Principles are great things, don't get me wrong. The problem, from a practical perspective, if that principles are expensive. Look, I'm happy to represent someone with a meritorous case, and I don't have a problem representing someone in a small case, but the reality of a situation must be understood - if someone owes you a few hundred dollars, say, it will almost always cost more to collect than you are owed. I'm fine defending your principles, but I expect you to put your money where your mouth is.

4

"I don't have the money to pay you"

I understand that legal services are expensive, but look at it this way: how would you like it if your boss told you he wasn't going to give you your paycheck because the company doesn't have the money? I don't imagine you'd like that very much; I'd be pretty surprised if you stayed at that job, even. So why should anyone expect an attorney to work for free because you're "pro bono"? If you want to pursue legal action, you need to be able to pay for it. If you can't, you need to look at public aid or the various legal charitable organizations that serve low-income individuals. Many attorneys, myself included, volunteer for such organizations and handle cases pro bono, but we do it through the proper channels. After all, how I do know you can't pay me (especially if you have a house, a nice car, a good job, etc.). Most people can find the money if they need to, you just need to examine your priorities.

5

Waiting until after the fact

This one isn't a statement as much as an action. Speaking for myself, I handle litigation (lawsuits), including defending people in a variety of civil actions.
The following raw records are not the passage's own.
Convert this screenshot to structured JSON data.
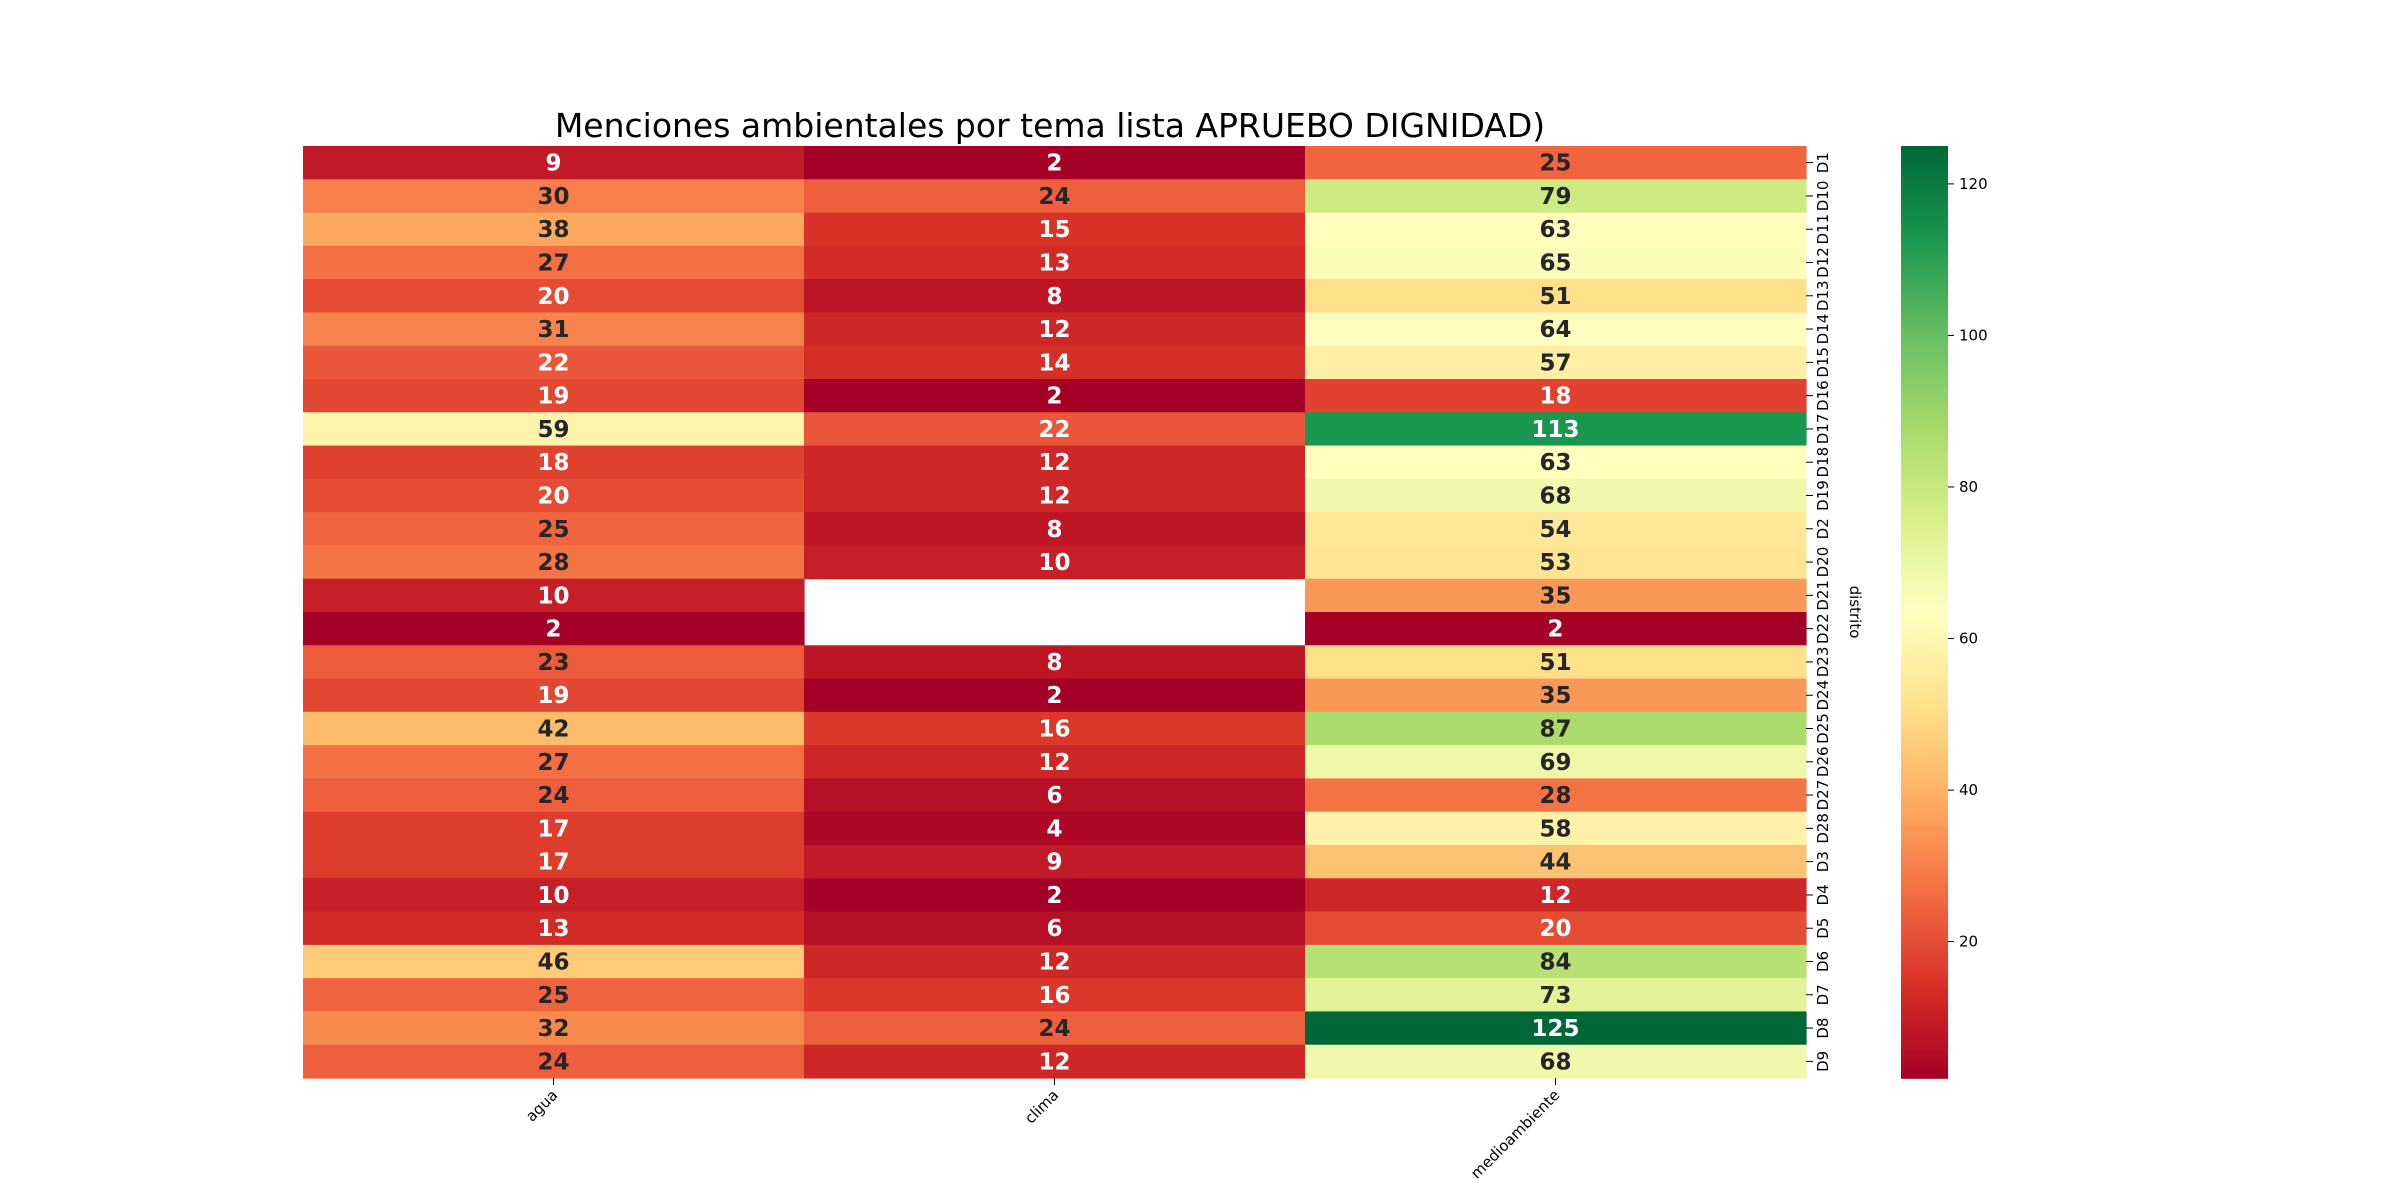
{
  "chart_data": {
    "type": "heatmap",
    "title": "Menciones ambientales por tema lista APRUEBO DIGNIDAD)",
    "xlabel": "",
    "ylabel": "distrito",
    "columns": [
      "agua",
      "clima",
      "medioambiente"
    ],
    "rows": [
      "D1",
      "D10",
      "D11",
      "D12",
      "D13",
      "D14",
      "D15",
      "D16",
      "D17",
      "D18",
      "D19",
      "D2",
      "D20",
      "D21",
      "D22",
      "D23",
      "D24",
      "D25",
      "D26",
      "D27",
      "D28",
      "D3",
      "D4",
      "D5",
      "D6",
      "D7",
      "D8",
      "D9"
    ],
    "values": [
      [
        9,
        2,
        25
      ],
      [
        30,
        24,
        79
      ],
      [
        38,
        15,
        63
      ],
      [
        27,
        13,
        65
      ],
      [
        20,
        8,
        51
      ],
      [
        31,
        12,
        64
      ],
      [
        22,
        14,
        57
      ],
      [
        19,
        2,
        18
      ],
      [
        59,
        22,
        113
      ],
      [
        18,
        12,
        63
      ],
      [
        20,
        12,
        68
      ],
      [
        25,
        8,
        54
      ],
      [
        28,
        10,
        53
      ],
      [
        10,
        null,
        35
      ],
      [
        2,
        null,
        2
      ],
      [
        23,
        8,
        51
      ],
      [
        19,
        2,
        35
      ],
      [
        42,
        16,
        87
      ],
      [
        27,
        12,
        69
      ],
      [
        24,
        6,
        28
      ],
      [
        17,
        4,
        58
      ],
      [
        17,
        9,
        44
      ],
      [
        10,
        2,
        12
      ],
      [
        13,
        6,
        20
      ],
      [
        46,
        12,
        84
      ],
      [
        25,
        16,
        73
      ],
      [
        32,
        24,
        125
      ],
      [
        24,
        12,
        68
      ]
    ],
    "colormap": "RdYlGn",
    "vmin": 2,
    "vmax": 125,
    "colorbar_ticks": [
      20,
      40,
      60,
      80,
      100,
      120
    ],
    "annotate": true,
    "missing_cells": "blank"
  }
}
Most every claim has some potential defenses - BUT, and here's the big BUT, if these defenses are going to work, I need to be involved EARLY! I'm not a miracle worker, and the reality is, once you get a judgment against you, or a series of rulings, etc., it's usually impossible for an attorney to do much. The time to get an attorney is when you're FIRST served with a lawsuit, not after a judgment. I think people think they can "do it themselves" and they don't realize they can't until it's too late. Unfortunately, if you mess your case up by doing the wrong things, even the best attorney can't usually fix it (there are SOME exceptions, of course, but not many). Don't wait too late. Get an attorney earlier rather than later.